The Extraordinary Student
A first-grade teacher, Ms. Williams, was having trouble with one of her students. The teacher asked, "Jerry, what's your problem?" Jerry answered, "I'm too smart for the 1st grade. My sister is in the 3rd grade and I'm smarter than she is! I think I should be in the 5th grade!" Ms. Williams had had enough. She took Jerry to the principal's office. While Jerry waited in the outer office, the teacher explained to the principal that this was an exceptionally bright kid. The principal told Ms. Williams he would give the boy a test.

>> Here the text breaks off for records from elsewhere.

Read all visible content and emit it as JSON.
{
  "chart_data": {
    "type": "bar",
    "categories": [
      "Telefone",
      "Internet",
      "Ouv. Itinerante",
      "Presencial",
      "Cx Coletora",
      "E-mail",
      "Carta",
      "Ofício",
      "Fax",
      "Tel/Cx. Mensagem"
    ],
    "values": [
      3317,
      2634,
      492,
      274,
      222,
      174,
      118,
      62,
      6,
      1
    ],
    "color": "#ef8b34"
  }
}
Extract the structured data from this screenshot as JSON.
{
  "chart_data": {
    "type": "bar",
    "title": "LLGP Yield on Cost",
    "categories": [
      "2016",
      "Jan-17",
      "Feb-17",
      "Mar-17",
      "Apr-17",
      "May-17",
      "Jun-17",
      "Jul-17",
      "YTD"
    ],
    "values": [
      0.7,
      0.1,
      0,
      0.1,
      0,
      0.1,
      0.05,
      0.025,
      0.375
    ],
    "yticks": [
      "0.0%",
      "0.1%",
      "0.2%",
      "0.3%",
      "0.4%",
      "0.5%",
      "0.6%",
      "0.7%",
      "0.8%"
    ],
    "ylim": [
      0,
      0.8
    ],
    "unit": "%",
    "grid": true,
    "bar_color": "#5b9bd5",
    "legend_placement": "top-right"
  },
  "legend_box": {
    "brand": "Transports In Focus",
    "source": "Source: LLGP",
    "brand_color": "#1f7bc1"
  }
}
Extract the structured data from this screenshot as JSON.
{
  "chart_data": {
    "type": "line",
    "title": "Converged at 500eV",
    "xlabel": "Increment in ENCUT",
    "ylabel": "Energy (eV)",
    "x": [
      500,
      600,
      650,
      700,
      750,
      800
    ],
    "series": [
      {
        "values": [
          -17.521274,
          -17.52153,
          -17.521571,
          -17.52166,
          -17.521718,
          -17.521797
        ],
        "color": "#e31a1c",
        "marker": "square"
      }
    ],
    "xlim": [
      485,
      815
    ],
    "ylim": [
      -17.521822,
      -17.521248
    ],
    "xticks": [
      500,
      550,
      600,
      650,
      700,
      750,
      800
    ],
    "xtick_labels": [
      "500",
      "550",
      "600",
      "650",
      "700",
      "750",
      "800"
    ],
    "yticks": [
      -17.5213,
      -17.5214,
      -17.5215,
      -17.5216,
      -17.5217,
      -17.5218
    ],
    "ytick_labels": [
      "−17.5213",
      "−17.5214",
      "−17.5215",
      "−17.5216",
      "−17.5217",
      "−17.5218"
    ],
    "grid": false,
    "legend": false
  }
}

If he failed to answer any of his questions he was to go back to the 1st grade and behave. She agreed. Jerry was brought in and the conditions were explained to him and he agreed to take the test. Principal: "What is 3 x 3?" Jerry: "9." Principal: "What is 6 x 6?" Jerry: "36." And so it went with every question the principal thought a 3rd grader should know. The principal looks at Ms. Williams and tells her, "I think Jerry can go to the 3rd grade" Ms. Williams says to the principal, "Let me ask him some questions." The principal and Jerry both agreed. Ms. Williams asks, "What does a cow have four of that I have only two of?" Jerry, after a moment: "Legs." Ms. Williams: "What is in your pants that you have but I do not have?" The principal wondered why would she ask such a question! Jerry replied: "Pockets." Ms. Williams: "What does a dog do that a man steps into?" Jerry: "Pants." Ms. Williams: "What starts with a C, ends with a T, is hairy, oval, delicious and contains thin, whitish liquid?" Jerry: "Coconut." The principal sat forward with his mouth hanging open. Ms. Williams: "What goes in hard and pink then comes out soft and sticky?" The principal's eyes opened really wide and before he could stop the answer, Jerry replied, "Bubble gum." Ms. Williams: "What does a man do standing up, a woman does sitting down and a dog does on three legs?" Jerry: "Shake hands." The principal was trembling. Ms. Williams: "What word starts with an 'F' and ends in 'K' that means a lot of heat and excitement?" Jerry: "Firetruck." The principal breathed a sigh of relief and told the teacher, "Put Jerry in the fifth-grade, I got the last seven questions wrong."
Revenge of the Melon Farmer
There was a farmer who grew watermelons. He was doing pretty well, but he was disturbed by some local kids who would sneak into his watermelon patch at night and eat his watermelons. After some careful thought, he came up with a clever idea that he thought would scare the kids away for sure. He made up a sign and posted it in the field. The next night, the kids showed up and they saw the sign which read, "Warning! One of the watermelons in this field has been injected with cyanide." The kids ran off, made up their own sign and posted it next to the farmer's. When the farmer returned, he surveyed the field. He noticed that no watermelons were missing, but the sign next to his read: "Now there are two!"